Results of the company's PBR plan are determined annually. On an interim basis,
the company records an estimate of results attributable to the period. Nicor
recorded $2.9 million of estimated PBR results as operating revenue in the first
quarter of 2002 compared to $2.5 million in the first quarter of 2001.

COMPREHENSIVE INCOME

Other comprehensive income (loss) includes unrealized gains and losses from
derivative financial instruments accounted for as cash flow hedges.

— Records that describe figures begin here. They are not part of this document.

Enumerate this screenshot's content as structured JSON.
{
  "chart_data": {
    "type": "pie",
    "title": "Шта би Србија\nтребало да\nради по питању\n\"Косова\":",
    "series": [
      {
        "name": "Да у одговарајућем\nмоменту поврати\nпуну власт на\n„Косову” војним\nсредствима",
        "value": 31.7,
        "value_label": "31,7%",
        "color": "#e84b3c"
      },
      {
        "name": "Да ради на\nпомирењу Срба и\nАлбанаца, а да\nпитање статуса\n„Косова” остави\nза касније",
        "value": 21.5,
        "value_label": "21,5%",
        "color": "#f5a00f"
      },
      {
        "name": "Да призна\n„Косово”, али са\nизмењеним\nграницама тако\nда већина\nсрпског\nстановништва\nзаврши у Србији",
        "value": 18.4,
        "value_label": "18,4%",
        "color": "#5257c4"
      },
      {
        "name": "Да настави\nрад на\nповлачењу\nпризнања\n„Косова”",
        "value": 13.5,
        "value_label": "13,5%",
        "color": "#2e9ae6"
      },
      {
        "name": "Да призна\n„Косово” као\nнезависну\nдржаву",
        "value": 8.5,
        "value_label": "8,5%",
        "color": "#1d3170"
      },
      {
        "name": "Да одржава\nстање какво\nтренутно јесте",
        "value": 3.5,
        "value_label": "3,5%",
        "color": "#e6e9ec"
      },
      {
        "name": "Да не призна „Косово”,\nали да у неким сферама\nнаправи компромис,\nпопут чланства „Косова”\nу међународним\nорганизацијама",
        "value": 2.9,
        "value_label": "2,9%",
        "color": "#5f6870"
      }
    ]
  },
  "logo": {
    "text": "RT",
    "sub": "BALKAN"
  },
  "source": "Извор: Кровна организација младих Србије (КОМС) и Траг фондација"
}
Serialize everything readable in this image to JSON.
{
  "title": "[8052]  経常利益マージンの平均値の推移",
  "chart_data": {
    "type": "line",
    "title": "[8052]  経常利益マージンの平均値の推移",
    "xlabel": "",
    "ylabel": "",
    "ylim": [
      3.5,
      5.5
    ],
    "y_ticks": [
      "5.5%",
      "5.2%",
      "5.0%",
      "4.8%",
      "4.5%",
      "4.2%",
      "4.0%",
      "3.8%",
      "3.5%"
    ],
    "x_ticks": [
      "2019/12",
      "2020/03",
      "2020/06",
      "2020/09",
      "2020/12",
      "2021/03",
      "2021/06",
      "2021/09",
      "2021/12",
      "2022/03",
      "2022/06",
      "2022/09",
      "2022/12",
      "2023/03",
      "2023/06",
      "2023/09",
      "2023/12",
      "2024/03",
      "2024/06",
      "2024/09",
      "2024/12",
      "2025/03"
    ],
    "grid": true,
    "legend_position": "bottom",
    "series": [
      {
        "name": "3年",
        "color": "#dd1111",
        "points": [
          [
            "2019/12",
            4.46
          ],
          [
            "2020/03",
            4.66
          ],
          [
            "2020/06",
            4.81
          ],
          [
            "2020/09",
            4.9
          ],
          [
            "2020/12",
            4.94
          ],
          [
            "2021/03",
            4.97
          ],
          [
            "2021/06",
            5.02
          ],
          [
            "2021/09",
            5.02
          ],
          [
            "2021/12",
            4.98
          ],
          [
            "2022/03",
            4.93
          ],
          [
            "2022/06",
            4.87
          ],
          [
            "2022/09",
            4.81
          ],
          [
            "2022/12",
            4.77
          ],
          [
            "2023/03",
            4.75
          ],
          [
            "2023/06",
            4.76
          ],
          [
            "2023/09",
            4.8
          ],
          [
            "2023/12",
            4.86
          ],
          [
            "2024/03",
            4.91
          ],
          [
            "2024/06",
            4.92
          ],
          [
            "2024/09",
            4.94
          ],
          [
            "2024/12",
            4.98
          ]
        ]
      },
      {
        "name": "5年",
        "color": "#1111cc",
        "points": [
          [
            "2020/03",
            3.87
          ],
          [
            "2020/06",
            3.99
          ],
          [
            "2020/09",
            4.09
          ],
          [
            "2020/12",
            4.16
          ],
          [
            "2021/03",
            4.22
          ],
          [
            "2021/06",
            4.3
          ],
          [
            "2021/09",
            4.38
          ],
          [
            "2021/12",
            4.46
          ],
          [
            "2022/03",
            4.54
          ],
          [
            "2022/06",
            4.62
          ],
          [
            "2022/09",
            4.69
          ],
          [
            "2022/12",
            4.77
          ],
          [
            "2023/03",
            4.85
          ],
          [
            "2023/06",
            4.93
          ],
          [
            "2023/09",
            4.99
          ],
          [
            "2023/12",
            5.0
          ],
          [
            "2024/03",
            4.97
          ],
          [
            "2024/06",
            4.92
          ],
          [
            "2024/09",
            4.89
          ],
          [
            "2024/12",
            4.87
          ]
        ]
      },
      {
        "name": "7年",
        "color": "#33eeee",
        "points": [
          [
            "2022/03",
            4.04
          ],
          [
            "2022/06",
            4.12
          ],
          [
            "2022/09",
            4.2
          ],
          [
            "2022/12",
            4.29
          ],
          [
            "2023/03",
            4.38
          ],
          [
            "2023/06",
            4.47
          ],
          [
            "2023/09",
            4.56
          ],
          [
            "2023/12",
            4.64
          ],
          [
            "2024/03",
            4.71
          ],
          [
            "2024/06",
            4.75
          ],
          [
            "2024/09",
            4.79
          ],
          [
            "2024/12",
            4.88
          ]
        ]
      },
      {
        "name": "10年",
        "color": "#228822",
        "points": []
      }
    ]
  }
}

Total comprehensive income (loss) consisted of the following (in millions):

                                                         Three months
                                                             ended
                                                            March 31
                                                      -------------------
                                                        2002       2001
                                                      --------   --------

   Net income                                         $   39.9   $   38.8
   Other comprehensive income (loss), net of tax            .4       (1.1)
                                                      --------   --------
                                                      $   40.3   $   37.7
                                                      ========   ========

LONG-TERM DEBT

In April 2002, Nicor Gas issued $50 million of 3 percent unsecured notes due in
2003 to be used for general corporate purposes.

RELATED PARTY TRANSACTIONS

At March 31, 2002, Nicor had $31.7 million of short-term notes receivable at
market interest rates due from Horizon Pipeline, a 50/50 joint venture between
Nicor and Natural Gas Pipeline Company of America. The notes cover a portion of
the initial construction costs of the pipeline. Horizon Pipeline intends to
finance the project with partnership equity and non-recourse third party
long-term debt, which is expected to be in place by May 2002.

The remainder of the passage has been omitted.